Posted by on March 9, 2021

         A detail stood out to me as I was reading the scripture reference for my devotional reading this morning (Tuesday).  It comes from Numbers 21.4b-9.  The scene is the wandering of the Israelites in the wilderness under Moses’ leadership.   They’ve been at it for several years now and have become disillusioned not only with Moses but also with God.  See if you pick up on the detail I’m thinking about:

         The people became impatient on the road.  The people spoke against God and Moses: “Why did you bring us up from Egypt to kill us in the desert, where there is no food or water.  And we detest this miserable bread!”  So the Lord sent poisonous snakes among the people and they bit the people.  Many of the Israelites died.

         The people went to Moses and said, “We’ve sinned, for we spoke against the Lord and you.  Pray to the Lord so that he will send the snakes away from us.”  So Moses prayed for the people.

         The Lord said to Moses, “Make a poisonous snake and place it on a pole.  Whoever is bitten can look at it and live.”  Moses made a bronze snake and placed it on a pole.  If a snake bit someone, that person could look at the bronze snake and live.

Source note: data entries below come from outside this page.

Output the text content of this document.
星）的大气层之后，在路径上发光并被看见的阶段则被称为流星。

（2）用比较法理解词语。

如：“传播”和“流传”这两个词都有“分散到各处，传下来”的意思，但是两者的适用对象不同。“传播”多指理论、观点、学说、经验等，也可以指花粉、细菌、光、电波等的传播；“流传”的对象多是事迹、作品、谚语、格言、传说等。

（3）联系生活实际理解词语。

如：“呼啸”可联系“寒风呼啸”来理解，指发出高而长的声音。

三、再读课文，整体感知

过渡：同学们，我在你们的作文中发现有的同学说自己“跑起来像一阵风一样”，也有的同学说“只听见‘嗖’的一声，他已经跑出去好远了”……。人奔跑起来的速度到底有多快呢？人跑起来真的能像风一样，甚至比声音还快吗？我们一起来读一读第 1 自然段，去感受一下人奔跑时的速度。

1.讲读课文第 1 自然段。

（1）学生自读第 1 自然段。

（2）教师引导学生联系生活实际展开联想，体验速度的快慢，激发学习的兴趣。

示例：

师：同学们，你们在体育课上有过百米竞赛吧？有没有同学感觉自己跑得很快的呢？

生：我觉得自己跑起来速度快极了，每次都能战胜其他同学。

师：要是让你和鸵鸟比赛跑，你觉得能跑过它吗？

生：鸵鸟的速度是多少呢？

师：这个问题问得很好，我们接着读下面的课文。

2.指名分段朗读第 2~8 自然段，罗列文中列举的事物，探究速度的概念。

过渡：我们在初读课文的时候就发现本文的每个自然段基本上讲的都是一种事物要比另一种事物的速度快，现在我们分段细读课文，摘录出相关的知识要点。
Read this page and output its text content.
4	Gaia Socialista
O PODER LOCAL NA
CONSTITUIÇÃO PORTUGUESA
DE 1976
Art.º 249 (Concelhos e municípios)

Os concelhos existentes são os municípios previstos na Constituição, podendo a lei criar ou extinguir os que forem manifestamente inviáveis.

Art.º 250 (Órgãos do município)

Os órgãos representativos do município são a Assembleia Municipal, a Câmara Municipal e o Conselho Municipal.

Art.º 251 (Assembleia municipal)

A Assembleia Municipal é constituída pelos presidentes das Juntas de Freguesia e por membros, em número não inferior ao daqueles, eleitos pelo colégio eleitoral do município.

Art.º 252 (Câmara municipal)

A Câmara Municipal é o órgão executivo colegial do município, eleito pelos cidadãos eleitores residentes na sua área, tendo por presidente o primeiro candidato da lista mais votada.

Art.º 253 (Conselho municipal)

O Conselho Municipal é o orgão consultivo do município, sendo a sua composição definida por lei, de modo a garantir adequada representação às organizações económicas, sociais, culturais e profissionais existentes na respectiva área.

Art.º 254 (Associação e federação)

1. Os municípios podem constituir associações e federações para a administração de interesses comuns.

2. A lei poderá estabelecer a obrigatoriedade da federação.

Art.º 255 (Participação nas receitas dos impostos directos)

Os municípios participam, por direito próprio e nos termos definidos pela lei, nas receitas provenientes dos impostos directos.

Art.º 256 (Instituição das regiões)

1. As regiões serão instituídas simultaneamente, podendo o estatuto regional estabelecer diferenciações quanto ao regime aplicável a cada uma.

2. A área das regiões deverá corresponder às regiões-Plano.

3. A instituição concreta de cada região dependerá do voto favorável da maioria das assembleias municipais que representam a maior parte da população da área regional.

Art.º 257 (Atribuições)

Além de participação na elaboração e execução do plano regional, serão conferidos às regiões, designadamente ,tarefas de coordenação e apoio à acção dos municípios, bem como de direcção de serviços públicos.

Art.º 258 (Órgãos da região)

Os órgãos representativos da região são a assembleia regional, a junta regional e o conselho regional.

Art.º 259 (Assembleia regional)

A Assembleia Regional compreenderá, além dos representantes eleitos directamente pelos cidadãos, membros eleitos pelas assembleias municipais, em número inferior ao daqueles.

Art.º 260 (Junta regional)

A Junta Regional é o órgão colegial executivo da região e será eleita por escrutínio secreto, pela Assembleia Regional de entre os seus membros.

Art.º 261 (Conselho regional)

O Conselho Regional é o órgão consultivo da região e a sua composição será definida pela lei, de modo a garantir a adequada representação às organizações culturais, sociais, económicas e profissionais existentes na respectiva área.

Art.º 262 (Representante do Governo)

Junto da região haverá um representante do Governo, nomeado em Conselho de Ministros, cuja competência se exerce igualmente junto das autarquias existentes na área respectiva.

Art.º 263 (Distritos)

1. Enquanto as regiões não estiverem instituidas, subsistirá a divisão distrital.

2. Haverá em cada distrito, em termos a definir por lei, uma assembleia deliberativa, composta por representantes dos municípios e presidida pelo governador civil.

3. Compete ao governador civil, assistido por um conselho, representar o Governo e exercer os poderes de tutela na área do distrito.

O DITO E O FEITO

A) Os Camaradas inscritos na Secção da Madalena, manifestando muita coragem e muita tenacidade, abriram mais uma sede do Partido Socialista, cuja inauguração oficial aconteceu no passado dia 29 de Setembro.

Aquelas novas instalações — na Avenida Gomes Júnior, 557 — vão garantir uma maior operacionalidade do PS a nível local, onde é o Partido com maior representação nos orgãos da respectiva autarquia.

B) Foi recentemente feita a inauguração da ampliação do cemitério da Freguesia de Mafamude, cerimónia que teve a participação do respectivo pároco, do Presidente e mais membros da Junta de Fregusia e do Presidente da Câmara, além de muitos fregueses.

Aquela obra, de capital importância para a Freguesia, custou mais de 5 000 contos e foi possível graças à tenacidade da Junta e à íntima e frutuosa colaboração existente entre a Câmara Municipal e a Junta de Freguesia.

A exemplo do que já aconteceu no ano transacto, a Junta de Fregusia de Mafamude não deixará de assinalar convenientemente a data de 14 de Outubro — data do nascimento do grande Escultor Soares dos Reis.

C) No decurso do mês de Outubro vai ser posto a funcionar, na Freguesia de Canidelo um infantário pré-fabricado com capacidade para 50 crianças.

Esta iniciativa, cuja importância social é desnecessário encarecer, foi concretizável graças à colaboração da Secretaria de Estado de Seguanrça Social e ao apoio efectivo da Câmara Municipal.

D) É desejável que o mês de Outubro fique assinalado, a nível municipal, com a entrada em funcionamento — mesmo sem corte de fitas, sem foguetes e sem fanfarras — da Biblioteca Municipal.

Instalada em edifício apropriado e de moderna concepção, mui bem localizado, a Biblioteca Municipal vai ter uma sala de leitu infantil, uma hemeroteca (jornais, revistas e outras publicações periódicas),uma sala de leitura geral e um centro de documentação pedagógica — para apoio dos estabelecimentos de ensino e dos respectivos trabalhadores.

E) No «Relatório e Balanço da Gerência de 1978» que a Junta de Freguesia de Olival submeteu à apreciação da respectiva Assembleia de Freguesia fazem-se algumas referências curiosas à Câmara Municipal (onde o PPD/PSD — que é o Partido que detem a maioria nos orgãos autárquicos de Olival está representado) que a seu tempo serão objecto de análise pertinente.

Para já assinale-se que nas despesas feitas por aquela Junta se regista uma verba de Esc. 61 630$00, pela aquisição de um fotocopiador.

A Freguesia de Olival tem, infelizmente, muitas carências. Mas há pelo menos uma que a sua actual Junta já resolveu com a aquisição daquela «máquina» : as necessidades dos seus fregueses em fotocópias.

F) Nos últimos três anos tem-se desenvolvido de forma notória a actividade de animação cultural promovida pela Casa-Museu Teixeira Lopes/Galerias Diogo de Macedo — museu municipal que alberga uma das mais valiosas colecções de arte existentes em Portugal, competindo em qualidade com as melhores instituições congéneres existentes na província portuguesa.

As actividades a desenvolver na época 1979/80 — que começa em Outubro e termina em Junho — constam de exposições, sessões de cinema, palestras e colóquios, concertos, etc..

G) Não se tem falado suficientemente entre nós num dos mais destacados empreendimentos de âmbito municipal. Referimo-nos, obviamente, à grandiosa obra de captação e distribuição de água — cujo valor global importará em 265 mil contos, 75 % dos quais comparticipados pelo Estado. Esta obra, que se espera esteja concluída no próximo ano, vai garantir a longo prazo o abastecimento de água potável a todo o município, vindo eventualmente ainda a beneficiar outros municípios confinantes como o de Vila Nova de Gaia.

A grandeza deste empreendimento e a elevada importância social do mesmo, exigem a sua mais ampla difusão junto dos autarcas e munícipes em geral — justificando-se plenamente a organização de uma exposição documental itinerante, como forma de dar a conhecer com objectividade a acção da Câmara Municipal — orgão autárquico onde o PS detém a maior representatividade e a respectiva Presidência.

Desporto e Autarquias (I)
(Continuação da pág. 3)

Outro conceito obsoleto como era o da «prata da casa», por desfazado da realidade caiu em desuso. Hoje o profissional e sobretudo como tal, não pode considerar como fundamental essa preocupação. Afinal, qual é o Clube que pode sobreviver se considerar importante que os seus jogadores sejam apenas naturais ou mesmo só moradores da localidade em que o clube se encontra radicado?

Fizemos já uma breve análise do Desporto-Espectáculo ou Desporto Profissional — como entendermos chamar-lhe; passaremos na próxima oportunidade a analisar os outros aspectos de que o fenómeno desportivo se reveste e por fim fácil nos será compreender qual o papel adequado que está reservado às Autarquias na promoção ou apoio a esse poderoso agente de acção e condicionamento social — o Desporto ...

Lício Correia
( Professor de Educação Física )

         As I was typing that out, a second, much more minor, detail jumped out: on the one hand, the Israelites are reported as saying that there is “no food” or water in the desert, and then, in the next sentence, they say, “We detest this miserable bread!”  They must not have had NO food if they had bread, as miserable as it was.

         But that’s not the main detail I’m thinking about.  What I noticed was that, after the people complained, and God sent poisonous snakes, and the people repented, and God came to their rescue again, God didn’t remove the original threat – the snakes.  God simply provided a means for dealing with it.  The text is clear that the snakes were still there.  The snakes were still biting people.  But instead of dying, they now had a way of being healed.

         It’s an insightful lesson, I believe.  When we face difficulties, whether they be life threatening or not, God has options: to remove that difficulty altogether or to provide a way for us to deal with it.  We’re not usually as happy with being given the tools to deal with an ongoing problem, since we would rather see the problem disappear.  But, should God choose to give us those tools instead of removing the problem, then we need to be as grateful as the Israelites for whom a bronze snake was provided to deal with the ongoing threat of being bitten.

         Why would God choose to allow a problem to persist rather than simply get rid of it?  Who can say?  But we need to trust that whatever God chooses for us is for our benefit.  The understanding may not even come in this life, but eventually, we “will understand fully, just as we are fully understood” (1 Corinthians 13.12).  And for that, we should be content.